Suddenly, fat rain splattered my windshield. This is a term I coined (much like OLFR and “velcheetah“) because I crave world domination it is the best way I can describe rain that is mixed with snow. It’s wet and slushy and, well, fat. I was beginning to wonder if it might turn to snow. I didn’t have long to wonder, because the road continued to climb in elevation, and now the tops of the trees were dusted with white. Excited, I pulled over to snap a picture. Ha! I was about to encounter a lot more snow than that! Within minutes, the fat rain had turned to snow, and it was falling thick and heavy. The road became slushy, and then snowy. I finally had to turn around a few miles short of my destination, because there was at least 6″ of snow covering the road, and nary a plow in sight. Of course there wasn’t – it’s still October, for chrissakes! The weathermen have been predicting a cold, wet, and potentially snowy winter for the Pacific Northwest thanks to La Nina. If today is any indication, I’m thinking they might be onto something there.

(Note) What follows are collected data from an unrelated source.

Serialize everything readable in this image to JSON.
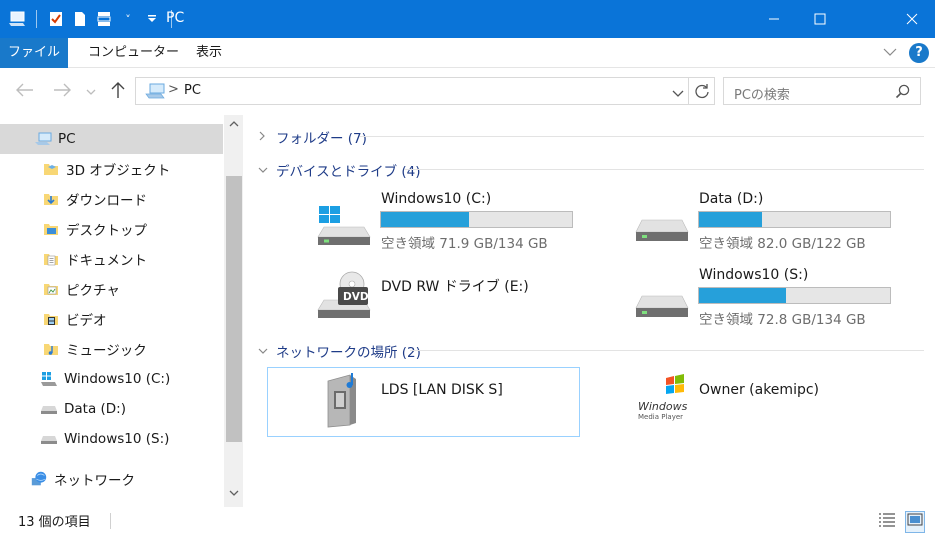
{
  "window": {
    "title": "PC",
    "quick_access_dropdown": "˅",
    "controls": {
      "minimize": "—",
      "maximize": "☐",
      "close": "✕"
    }
  },
  "ribbon": {
    "tabs": [
      {
        "label": "ファイル"
      },
      {
        "label": "コンピューター"
      },
      {
        "label": "表示"
      }
    ],
    "help": "?"
  },
  "nav": {
    "address": "PC",
    "address_sep": ">",
    "search_placeholder": "PCの検索"
  },
  "sidebar": {
    "items": [
      {
        "label": "PC",
        "icon": "pc-icon"
      },
      {
        "label": "3D オブジェクト",
        "icon": "folder-3d-icon"
      },
      {
        "label": "ダウンロード",
        "icon": "download-folder-icon"
      },
      {
        "label": "デスクトップ",
        "icon": "desktop-folder-icon"
      },
      {
        "label": "ドキュメント",
        "icon": "documents-folder-icon"
      },
      {
        "label": "ピクチャ",
        "icon": "pictures-folder-icon"
      },
      {
        "label": "ビデオ",
        "icon": "videos-folder-icon"
      },
      {
        "label": "ミュージック",
        "icon": "music-folder-icon"
      },
      {
        "label": "Windows10 (C:)",
        "icon": "windows-drive-icon"
      },
      {
        "label": "Data (D:)",
        "icon": "drive-icon"
      },
      {
        "label": "Windows10 (S:)",
        "icon": "drive-icon"
      },
      {
        "label": "ネットワーク",
        "icon": "network-icon"
      }
    ]
  },
  "groups": {
    "folders": "フォルダー (7)",
    "devices": "デバイスとドライブ (4)",
    "network": "ネットワークの場所 (2)"
  },
  "drives": [
    {
      "name": "Windows10 (C:)",
      "free": "空き領域 71.9 GB/134 GB",
      "used_fraction": 0.463,
      "icon": "windows-hdd-icon"
    },
    {
      "name": "Data (D:)",
      "free": "空き領域 82.0 GB/122 GB",
      "used_fraction": 0.328,
      "icon": "hdd-icon"
    },
    {
      "name": "DVD RW ドライブ (E:)",
      "icon": "dvd-drive-icon",
      "dvd_label": "DVD"
    },
    {
      "name": "Windows10 (S:)",
      "free": "空き領域 72.8 GB/134 GB",
      "used_fraction": 0.457,
      "icon": "hdd-icon"
    }
  ],
  "network_locations": [
    {
      "name": "LDS [LAN DISK S]",
      "icon": "media-server-icon"
    },
    {
      "name": "Owner (akemipc)",
      "icon": "windows-media-player-icon",
      "logo_text": "Windows",
      "logo_subtext": "Media Player"
    }
  ],
  "status": {
    "count": "13 個の項目"
  },
  "colors": {
    "titlebar": "#0a74d8",
    "accent": "#26a0da",
    "group_header": "#1f3c88"
  }
}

I hadn’t made it to June Lake, but when it comes to snow, I’m like a little kid – I can’t get enough of it. And now that I had found myself smack dab in the midst of a winter wonderland, I wanted to play in it! So I found a place to pull over, and went exploring. Happened upon a trail – yay! – and hiked that for approximately a mile, all the while risking ruining my newish camera because I was taking a million pictures and it was getting wet thanks to the steadily falling snow. It was a beautiful walk; nature still thinks it’s Autumn even though it felt like the middle of Winter to me, so there were maples with golden leaves still clinging to their limbs, weighted down by several inches of snow and ice. I loved the contrast. I finally came to a sign that indicated I was on a snowmobile trail that was off-limits to hikers. Err…oops. Fortunately, there were no snowmobilers around (because it’s still October, remember?), but I figured it was a good idea to turn around there, just in case. I made the trek back to my car, and then the drive home.
And now, what a shock – it’s time to go pick up the kids! But hey, who can complain? Instead of being trapped inside the gray fabric confines of a stuffy office cubicle today, I got to play in the snow.